The roadways had not long been in this enviable condition; only, indeed, so recently as the days of George the Second had they been rescued from the bad state into which they had been suffered to fall during the civil wars, and, generally speaking, the English knew little or nothing of the art of road-making.
The repairing of the high-roads was at the expense of them that used them. Neither rank nor dignity was exempted from the payment of tolls; the king himself was subject to them, and the turnpike would have been shut against his equipage if none of his officers paid the money before passing by.
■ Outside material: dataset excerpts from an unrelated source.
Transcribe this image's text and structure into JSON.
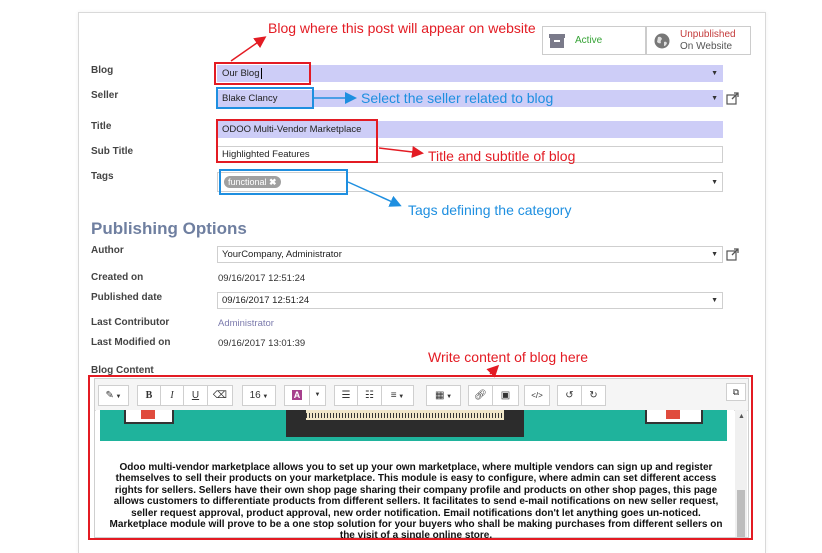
{
  "status": {
    "active_label": "Active",
    "unpublished_label": "Unpublished",
    "on_website_label": "On Website",
    "active_color": "#36a336",
    "unpublished_color": "#c43b3b"
  },
  "form": {
    "blog": {
      "label": "Blog",
      "value": "Our Blog"
    },
    "seller": {
      "label": "Seller",
      "value": "Blake Clancy"
    },
    "title": {
      "label": "Title",
      "value": "ODOO Multi-Vendor Marketplace"
    },
    "subtitle": {
      "label": "Sub Title",
      "value": "Highlighted Features"
    },
    "tags": {
      "label": "Tags",
      "chip": "functional"
    }
  },
  "publishing": {
    "heading": "Publishing Options",
    "author": {
      "label": "Author",
      "value": "YourCompany, Administrator"
    },
    "created_on": {
      "label": "Created on",
      "value": "09/16/2017 12:51:24"
    },
    "published_date": {
      "label": "Published date",
      "value": "09/16/2017 12:51:24"
    },
    "last_contributor": {
      "label": "Last Contributor",
      "value": "Administrator"
    },
    "last_modified": {
      "label": "Last Modified on",
      "value": "09/16/2017 13:01:39"
    }
  },
  "content": {
    "label": "Blog Content",
    "toolbar": {
      "bold": "B",
      "italic": "I",
      "underline": "U",
      "font_size": "16",
      "text_color": "A",
      "code_view": "</>"
    },
    "body": "Odoo multi-vendor marketplace allows you to set up your own marketplace, where multiple vendors can sign up and register themselves to sell their products on your marketplace. This module is easy to configure, where admin can set different access rights for sellers. Sellers have their own shop page sharing their company profile and products on other shop pages, this page allows customers to differentiate products from different sellers. It facilitates to send e-mail notifications on new seller request, seller request approval, product approval, new order notification. Email notifications don't let anything goes un-noticed. Marketplace module will prove to be a one stop solution for your buyers who shall be making purchases from different sellers on the visit of a single online store."
  },
  "annotations": {
    "blog": "Blog where this post will appear on website",
    "seller": "Select the seller related to blog",
    "title": "Title and subtitle of blog",
    "tags": "Tags defining the category",
    "content": "Write content of blog here"
  },
  "colors": {
    "annotation_red": "#e31b23",
    "annotation_blue": "#1e8fe0",
    "required_field": "#cdcdf7",
    "heading": "#6f7fa0",
    "banner": "#1fb39c"
  }
}
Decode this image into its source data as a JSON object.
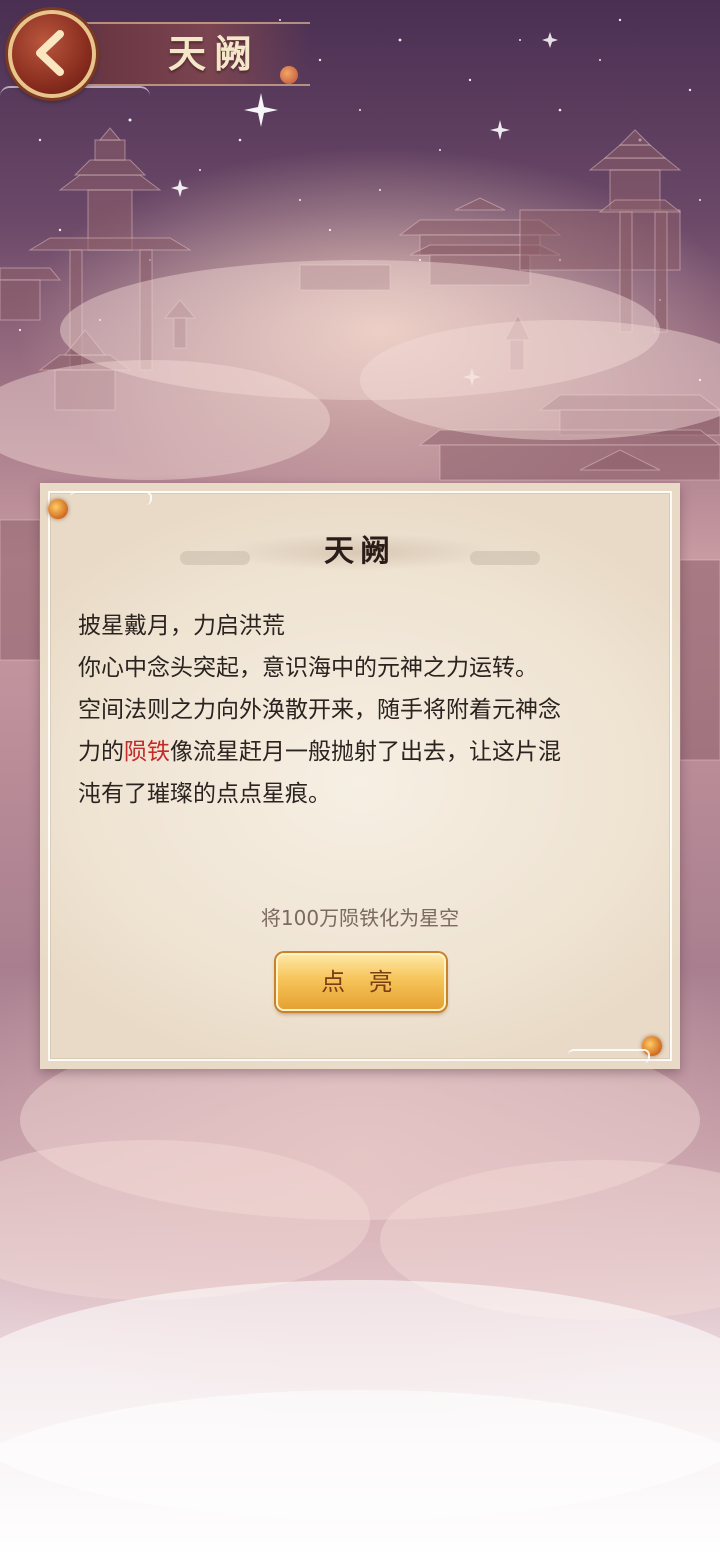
{
  "header": {
    "title": "天阙"
  },
  "panel": {
    "title": "天阙",
    "lines": {
      "line1": "披星戴月，力启洪荒",
      "line2": "你心中念头突起，意识海中的元神之力运转。",
      "line3": "空间法则之力向外涣散开来，随手将附着元神念",
      "line4_prefix": "力的",
      "line4_highlight": "陨铁",
      "line4_suffix": "像流星赶月一般抛射了出去，让这片混",
      "line5": "沌有了璀璨的点点星痕。"
    },
    "task_text": "将100万陨铁化为星空",
    "action_label": "点 亮"
  },
  "colors": {
    "highlight": "#c42a2a",
    "button_gold": "#f6c459",
    "panel_bg": "#efe3d2"
  },
  "icons": {
    "back": "chevron-left-icon"
  }
}
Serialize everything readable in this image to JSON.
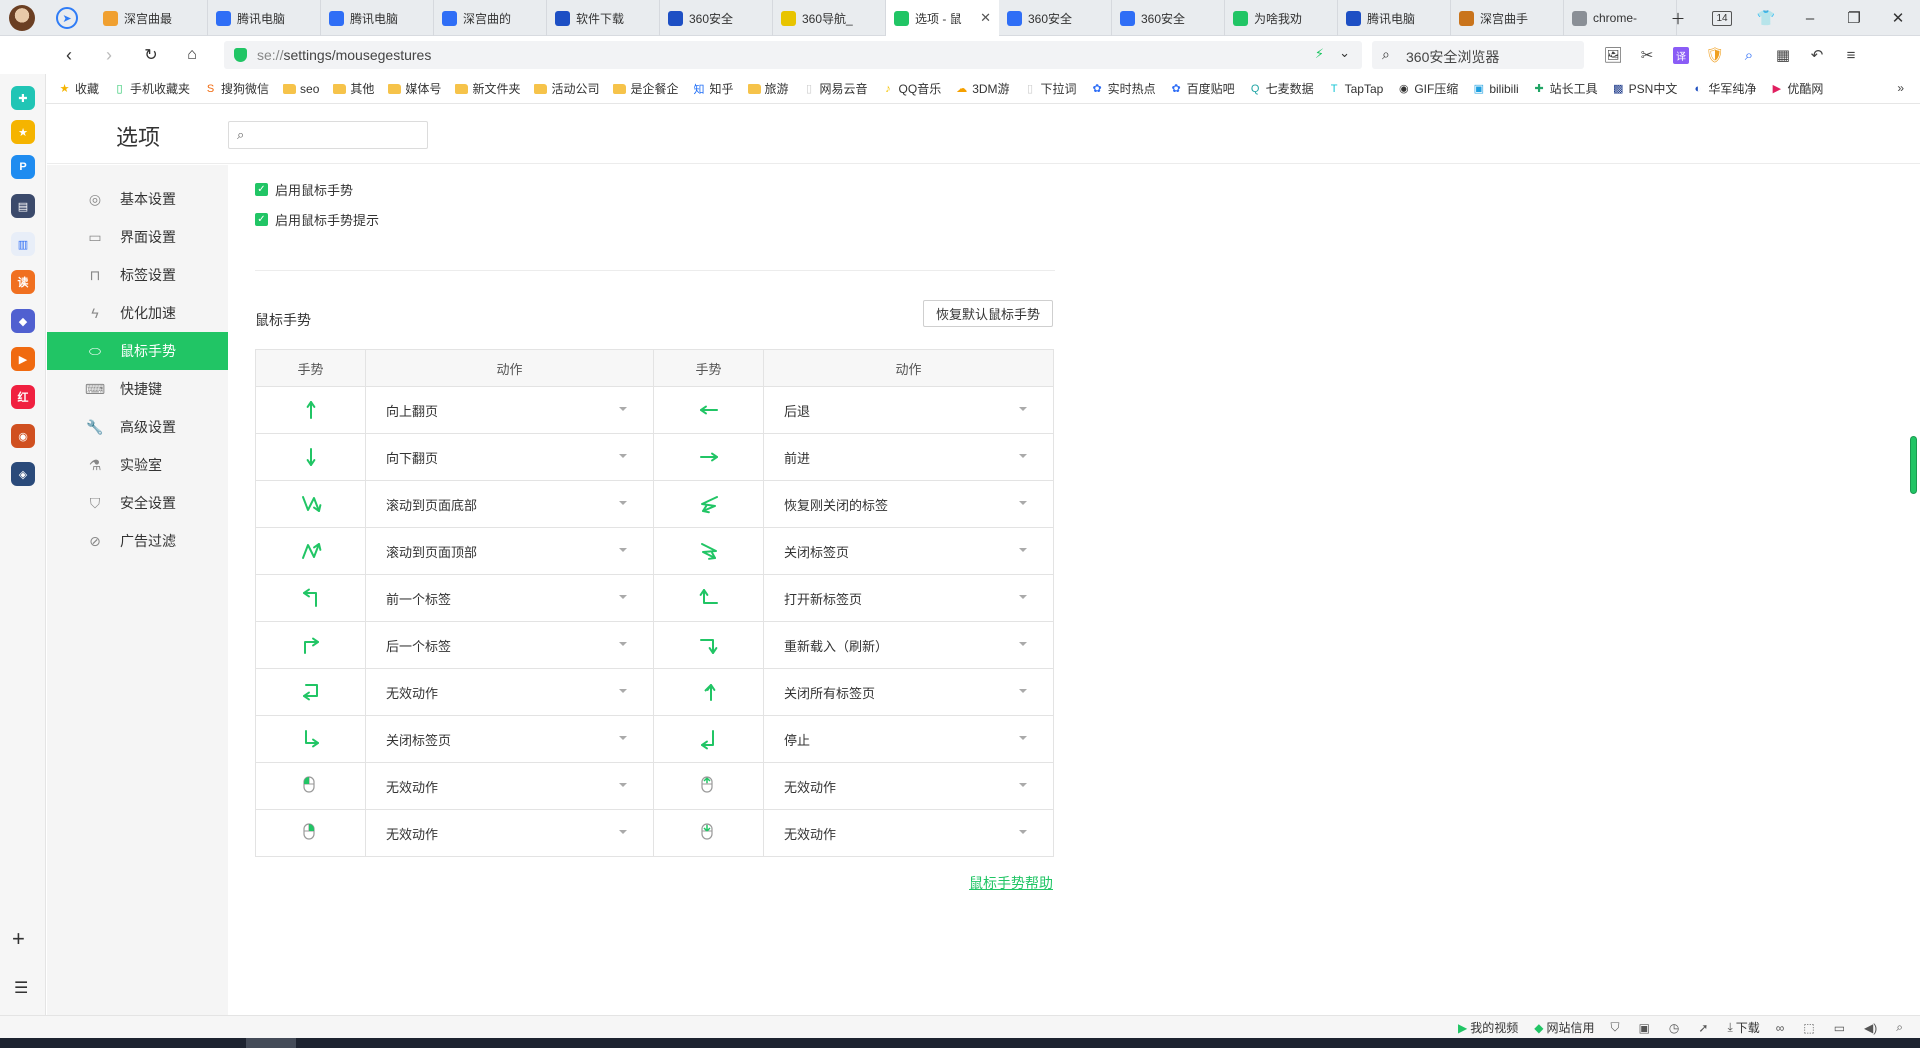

These high-roads had all along them a little raised bank, two or three feet broad, with a row of wooden posts whose tops were whitewashed so that the coachmen should see them at night. This was for the conveniency of foot-passengers. In places where the road was too narrow to admit of this arrangement, the proprietors of lands adjoining were obliged to give passage through their fields, which were all enclosed with tall hedges or with strong hurdles about four feet high, over which passengers leapt or climbed. Custom had so habituated the village girls to this exercise that they acquitted themselves in it with a peculiar grace and agility. The great attention of the English to the conveniency of foot-passengers had several causes. Firstly, they set the highest value upon the lives of their fellow-creatures, and in that peculiar circumstance they sacrificed to pleasure and conveniency. Secondly, their laws were not exclusively made and executed by persons who rode in their chariots. Thirdly, as the English carriages moved as swiftly in the country as slowly in the town, the meeting with persons who were so foolish or so ill-geared as to walk a-foot would have been disastrous to those wayfarers; and in so democratic a country as this the chariot-riders would have had a bad time in store for them for so small a matter as playing, as it were, the secular Juggernaut with pedestrians.
Eventually this moralising Frenchman reached London through Rochester, which place was one long street inhabited solely by ships’ carpenters and dockyard men. At Greenwich, the shores of Thames loomed upon his enraptured gaze, agreeably confounded with long lines of trees and the masts of ships, and then came delightful London, and that haven where he would be—ah! you guess it, do you not? It was Leicester Fields, le Squarr de Leicesterre of a later generation of Frenchmen.